Housewives weight loss diets of the 80's that didn't work:
no salt - eat everything except salt
no wheat - eat everything except bread and wheat products
no dairy - drink soy milk on your wheet-bix
pigout diet - diet hard, then pigout on Saturdays
Jenny Craig - does not work when you stop buying the powder
Housewives weight loss diets of the 90's that didn't work:
lite diet - buy everything that is "lite" or "light" or "diet". This includes "99% fat free" jelly beans, "natural" flavoured and coloured lollies, light canola oil and diet cola.
Some modern diets:
neanderthal diet - eat only what neanderthal ate
live food diet - only eat food that is or was recently alive
vegetarian - only eat meat when your tied
selective shopping - buy everything except on aisles 5 and 7
fridge diet - eat everything in the fridge that won't last a week
Tim-Tam diet - get them when on special
bogan diet - only drink when you smoke
With the Internet there is so much more info now. Go ahead and Google. But if someone was interested, I think I could have an amature stab at the following diets with reasonable results (tested on myself).
- weight loss diet - with almost no exercise
- weight loss diet - complimented with regular exercise
12 Comments:
Yeah, this is coming from a skinny bloke, but I always thought the 'eat less' diet worked well, and the 'eat less and exercise' best of all.
So, I hear you're manorexic now?
If manorexic can still mean being on the heavy side of normal, then yes.
just to say I don't believe jc involves powders but anyway I digress the csro diet is apprently very good as it has helethy eating patterns of all the food groups
Expensive pre-packaged meals I mean, not powder. I failed to do my research. Ray Martin talked a lot about Jenny Craig on the Midday Show, in the 80's.
The CSIRO book is good I'm told, but I am reluctant to pay for anything except food itself. And I hear the recipies in the book can be expensive to put together. I buy very basic food.
Manorexic.
CSIRO is good. It seems to work if you cook from it regularly - my dad used to be very fat and lost quite a bit of weight, and Nick Bultman used to be pretty solid and is now a rake, thanks to CSIRO.
It's not that expensive either, but I suppose it depends on what you normally would pay on food.

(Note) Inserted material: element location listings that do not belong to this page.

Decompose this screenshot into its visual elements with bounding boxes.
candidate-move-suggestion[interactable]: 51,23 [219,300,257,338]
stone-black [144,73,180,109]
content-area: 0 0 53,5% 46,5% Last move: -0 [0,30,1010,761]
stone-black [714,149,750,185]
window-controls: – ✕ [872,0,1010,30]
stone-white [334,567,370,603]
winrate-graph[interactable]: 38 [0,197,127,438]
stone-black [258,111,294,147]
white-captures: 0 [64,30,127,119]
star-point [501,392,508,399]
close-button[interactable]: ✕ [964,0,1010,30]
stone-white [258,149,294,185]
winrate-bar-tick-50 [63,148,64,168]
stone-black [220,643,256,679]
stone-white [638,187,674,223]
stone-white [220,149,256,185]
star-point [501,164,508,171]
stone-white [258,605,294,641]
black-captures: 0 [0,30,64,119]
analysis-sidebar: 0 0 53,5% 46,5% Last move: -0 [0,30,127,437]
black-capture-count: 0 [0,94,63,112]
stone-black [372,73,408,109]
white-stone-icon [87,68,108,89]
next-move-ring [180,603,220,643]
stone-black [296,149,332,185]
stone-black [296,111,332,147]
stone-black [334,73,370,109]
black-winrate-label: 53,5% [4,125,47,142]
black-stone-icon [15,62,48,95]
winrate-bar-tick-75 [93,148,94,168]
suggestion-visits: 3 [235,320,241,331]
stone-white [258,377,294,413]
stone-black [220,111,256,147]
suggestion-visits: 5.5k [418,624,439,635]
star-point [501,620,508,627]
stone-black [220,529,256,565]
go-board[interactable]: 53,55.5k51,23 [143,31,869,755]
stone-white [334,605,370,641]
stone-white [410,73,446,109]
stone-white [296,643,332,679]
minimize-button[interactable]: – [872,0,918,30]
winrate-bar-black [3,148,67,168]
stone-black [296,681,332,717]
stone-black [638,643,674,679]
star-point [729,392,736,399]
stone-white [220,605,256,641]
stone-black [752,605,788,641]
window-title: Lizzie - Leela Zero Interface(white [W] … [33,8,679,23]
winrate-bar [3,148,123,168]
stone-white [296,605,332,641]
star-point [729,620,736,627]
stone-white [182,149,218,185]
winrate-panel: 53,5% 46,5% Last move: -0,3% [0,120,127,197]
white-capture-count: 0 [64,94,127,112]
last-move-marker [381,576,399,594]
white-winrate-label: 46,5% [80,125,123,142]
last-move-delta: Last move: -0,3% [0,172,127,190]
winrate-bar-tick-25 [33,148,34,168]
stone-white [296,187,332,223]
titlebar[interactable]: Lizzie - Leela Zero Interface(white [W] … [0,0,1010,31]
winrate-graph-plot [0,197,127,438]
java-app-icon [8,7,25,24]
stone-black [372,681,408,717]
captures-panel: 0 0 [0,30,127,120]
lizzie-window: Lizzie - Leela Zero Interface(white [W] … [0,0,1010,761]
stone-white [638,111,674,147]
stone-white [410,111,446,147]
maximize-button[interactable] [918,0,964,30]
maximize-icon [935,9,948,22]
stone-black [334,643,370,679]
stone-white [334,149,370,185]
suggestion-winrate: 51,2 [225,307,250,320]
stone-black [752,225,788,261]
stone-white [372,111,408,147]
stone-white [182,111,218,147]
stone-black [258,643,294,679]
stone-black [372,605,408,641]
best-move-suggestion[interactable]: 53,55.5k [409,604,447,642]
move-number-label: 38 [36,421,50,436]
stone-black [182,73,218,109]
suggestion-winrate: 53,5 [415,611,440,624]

Well, if you can get regular regular medium and high intensity exercise happening (regular being three or four times a week, I dare say that you'll struggle to maintain the porkiness. But there's a big difference between high intensity and low intensity exercise. And there is also a big difference between running and weights. All are good - high intensity, low intensity, running,weights, they're all a good healthy part of your program.
What People need to do is:
a) Only buy one or two yummy unhealthy things when you go shopping. That way if you get the munchies at home there'll be nothing in the cupboard and, chances are, you won't be arsed walking all the way to the corner shop.
b) Find a place of employment/study that you have to walk/ride to. You have to be there each day > You have to get there > You have to walk/ride > You have to get fit.
b) or you could just catch a taxi
Thanks Fiona. I am walking to the supermarket now to get a snack.
jonny jonny if you want to be serious completition against me and renae in the point to pinnacle you are going ot have to invest in the csiro book and use all the ceating methods that jerome suggested
I just came home with two shopping bags of snacks. !!
I looked at the CSIRO book once, then put it back on the shelf. I get all my nutrition and running instruction from the internet.
Astrid, if you wanted to be serious competition, you would first have to be a man. Man, who invented the wheel. I'm sorry, it's science. I'm sure the bus will stop for you on it's way back down.